When another son rang, they realised they had the big one. Moira Henderson arrived as her daughter-in-law was on the phone, standing in the garage in her nightgown, "laughing her head off". And then they didn't quite know what to do with themselves, said Moira Henderson.
They tidied up the kitchen - the couple had, contrary to media reports, already had breakfast. Helen had a bath.
The Hendersons packed up the car, and drove to Auckland. By Kerikeri, anxiety got the better of them and they stopped to verify their ticket.
The shopkeepers told them to get to Wellington as soon as possible. It was only at Kawakawa, a half an hour out of Whangarei, it started to hit.
"Geoffrey said he just took his foot off the accelerator," his mother said. "He let all the other cars pass him. He was finally starting to believe it. I still don't believe it. It doesn't happen to people like us. We are just an ordinary family, we are. But I guess there are no ordinary families, are there?"

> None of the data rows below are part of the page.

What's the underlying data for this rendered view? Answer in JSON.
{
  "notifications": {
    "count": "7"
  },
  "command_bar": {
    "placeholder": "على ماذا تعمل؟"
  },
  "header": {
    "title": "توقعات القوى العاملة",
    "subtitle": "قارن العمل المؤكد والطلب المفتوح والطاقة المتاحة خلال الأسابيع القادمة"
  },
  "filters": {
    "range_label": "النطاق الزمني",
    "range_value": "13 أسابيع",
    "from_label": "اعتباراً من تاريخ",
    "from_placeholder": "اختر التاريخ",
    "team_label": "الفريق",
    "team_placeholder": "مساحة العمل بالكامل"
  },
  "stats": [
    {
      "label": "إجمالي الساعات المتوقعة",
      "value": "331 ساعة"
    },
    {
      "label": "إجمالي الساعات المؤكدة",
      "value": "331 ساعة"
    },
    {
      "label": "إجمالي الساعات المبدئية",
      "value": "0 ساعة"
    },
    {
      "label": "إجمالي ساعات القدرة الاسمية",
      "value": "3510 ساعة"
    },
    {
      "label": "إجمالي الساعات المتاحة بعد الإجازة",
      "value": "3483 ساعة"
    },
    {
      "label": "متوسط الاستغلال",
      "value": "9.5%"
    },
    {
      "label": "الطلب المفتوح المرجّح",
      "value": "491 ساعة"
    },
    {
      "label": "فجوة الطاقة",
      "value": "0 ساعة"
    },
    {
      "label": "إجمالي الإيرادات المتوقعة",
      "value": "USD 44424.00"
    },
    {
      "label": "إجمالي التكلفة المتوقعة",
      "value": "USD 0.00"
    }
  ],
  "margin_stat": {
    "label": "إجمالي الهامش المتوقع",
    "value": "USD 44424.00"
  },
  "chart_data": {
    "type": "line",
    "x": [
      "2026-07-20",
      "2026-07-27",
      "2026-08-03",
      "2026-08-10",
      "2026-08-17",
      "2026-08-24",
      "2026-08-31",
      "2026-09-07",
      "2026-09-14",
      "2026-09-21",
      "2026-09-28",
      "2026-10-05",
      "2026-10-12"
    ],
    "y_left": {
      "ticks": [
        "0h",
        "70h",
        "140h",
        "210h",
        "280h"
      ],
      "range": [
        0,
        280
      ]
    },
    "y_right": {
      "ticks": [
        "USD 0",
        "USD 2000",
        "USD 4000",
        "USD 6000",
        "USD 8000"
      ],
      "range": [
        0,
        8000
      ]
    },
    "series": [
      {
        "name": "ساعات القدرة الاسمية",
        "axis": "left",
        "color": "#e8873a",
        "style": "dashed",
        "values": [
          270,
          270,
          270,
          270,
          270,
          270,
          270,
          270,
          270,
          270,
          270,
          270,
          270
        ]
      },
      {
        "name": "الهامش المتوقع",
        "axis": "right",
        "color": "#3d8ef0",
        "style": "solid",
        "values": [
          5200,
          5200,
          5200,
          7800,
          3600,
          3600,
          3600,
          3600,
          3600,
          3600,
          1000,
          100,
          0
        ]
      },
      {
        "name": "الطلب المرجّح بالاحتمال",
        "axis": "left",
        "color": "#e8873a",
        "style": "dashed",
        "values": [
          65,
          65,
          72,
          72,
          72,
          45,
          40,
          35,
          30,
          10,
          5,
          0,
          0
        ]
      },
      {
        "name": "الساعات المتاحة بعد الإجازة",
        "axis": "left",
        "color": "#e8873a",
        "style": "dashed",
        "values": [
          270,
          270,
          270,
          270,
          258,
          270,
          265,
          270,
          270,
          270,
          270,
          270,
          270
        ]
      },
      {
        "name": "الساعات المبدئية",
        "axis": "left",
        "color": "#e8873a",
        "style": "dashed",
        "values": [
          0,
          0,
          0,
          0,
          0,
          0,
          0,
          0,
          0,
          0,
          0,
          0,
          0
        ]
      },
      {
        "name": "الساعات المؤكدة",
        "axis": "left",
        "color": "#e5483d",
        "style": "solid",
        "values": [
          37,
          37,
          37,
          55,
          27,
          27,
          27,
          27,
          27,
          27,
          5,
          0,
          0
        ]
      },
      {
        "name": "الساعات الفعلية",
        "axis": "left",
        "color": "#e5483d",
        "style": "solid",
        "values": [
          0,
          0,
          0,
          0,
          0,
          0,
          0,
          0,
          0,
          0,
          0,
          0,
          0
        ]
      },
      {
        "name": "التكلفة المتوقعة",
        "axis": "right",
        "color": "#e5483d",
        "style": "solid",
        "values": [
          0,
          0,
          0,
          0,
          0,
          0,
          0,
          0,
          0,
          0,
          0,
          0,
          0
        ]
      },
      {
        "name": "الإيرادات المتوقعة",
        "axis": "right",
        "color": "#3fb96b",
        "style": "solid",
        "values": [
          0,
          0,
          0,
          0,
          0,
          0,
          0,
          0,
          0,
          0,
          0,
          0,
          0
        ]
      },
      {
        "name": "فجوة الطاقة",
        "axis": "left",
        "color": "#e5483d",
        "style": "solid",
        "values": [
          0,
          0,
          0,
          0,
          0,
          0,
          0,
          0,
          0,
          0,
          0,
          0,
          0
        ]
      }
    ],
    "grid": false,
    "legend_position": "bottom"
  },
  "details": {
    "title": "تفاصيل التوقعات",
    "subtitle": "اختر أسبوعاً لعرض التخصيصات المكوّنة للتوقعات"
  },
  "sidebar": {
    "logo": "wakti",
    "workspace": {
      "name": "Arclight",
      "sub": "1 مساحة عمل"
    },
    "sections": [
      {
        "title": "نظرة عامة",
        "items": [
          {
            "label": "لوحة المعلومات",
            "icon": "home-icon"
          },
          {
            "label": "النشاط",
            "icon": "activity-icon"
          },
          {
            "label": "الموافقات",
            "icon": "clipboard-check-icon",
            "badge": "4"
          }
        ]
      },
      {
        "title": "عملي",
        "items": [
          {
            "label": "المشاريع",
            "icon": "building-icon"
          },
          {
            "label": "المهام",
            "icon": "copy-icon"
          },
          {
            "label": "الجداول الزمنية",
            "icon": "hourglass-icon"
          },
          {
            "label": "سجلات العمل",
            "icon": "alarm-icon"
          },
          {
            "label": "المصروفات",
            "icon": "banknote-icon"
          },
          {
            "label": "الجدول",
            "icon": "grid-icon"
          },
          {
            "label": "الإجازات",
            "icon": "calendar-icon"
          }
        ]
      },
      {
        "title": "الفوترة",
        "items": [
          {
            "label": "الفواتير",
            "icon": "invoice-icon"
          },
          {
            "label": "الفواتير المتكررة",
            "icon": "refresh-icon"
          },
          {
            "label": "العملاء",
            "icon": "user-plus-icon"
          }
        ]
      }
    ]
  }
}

Though the couple are not extravagant, they splashed out once in Wellington, said Moira Henderson, staying in a boutique hotel.
"Helen called and said they had two bathrooms. She couldn't work out what anyone would do with two bathrooms."
The couple are unsure of what to do with the money. Mr Henderson was going to talk to financial advisers this week, his mother said.
"Where do you start? It's just so much money. They're all up in the air. They have to settle down now."
Moira Henderson said she was glad she did not have the winning ticket, because it would change you, even if you tried not to let it.
The family are planning to lie low now that the news is out - but Moira Henderson was happy she could finally tell people. "It's not easy, keeping something like that secret. Thank goodness I can tell people now. "
Despite the locals' hopes of some of the money being used to boost the community, it seems an unlikely prospect.
Moira Henderson said the family loved the area. As one of three children of Moira and the late Daniel Henderson, former assistant editor of the New Zealand Herald, Mr Henderson and the family would spend their holidays at their property on the Whangaroa headland where Moira Henderson now spends her retirement.
Mr Henderson's workmate Leon Malopito said word spread quickly after an email went out on Monday announcing his retirement.
"He's been the talk of the workplace. He's just the happiest guy in the world. He's always got a big smile on his face."
Another colleague, Grant Shaw, said Mr Henderson had spent the week "working just as hard as he always did".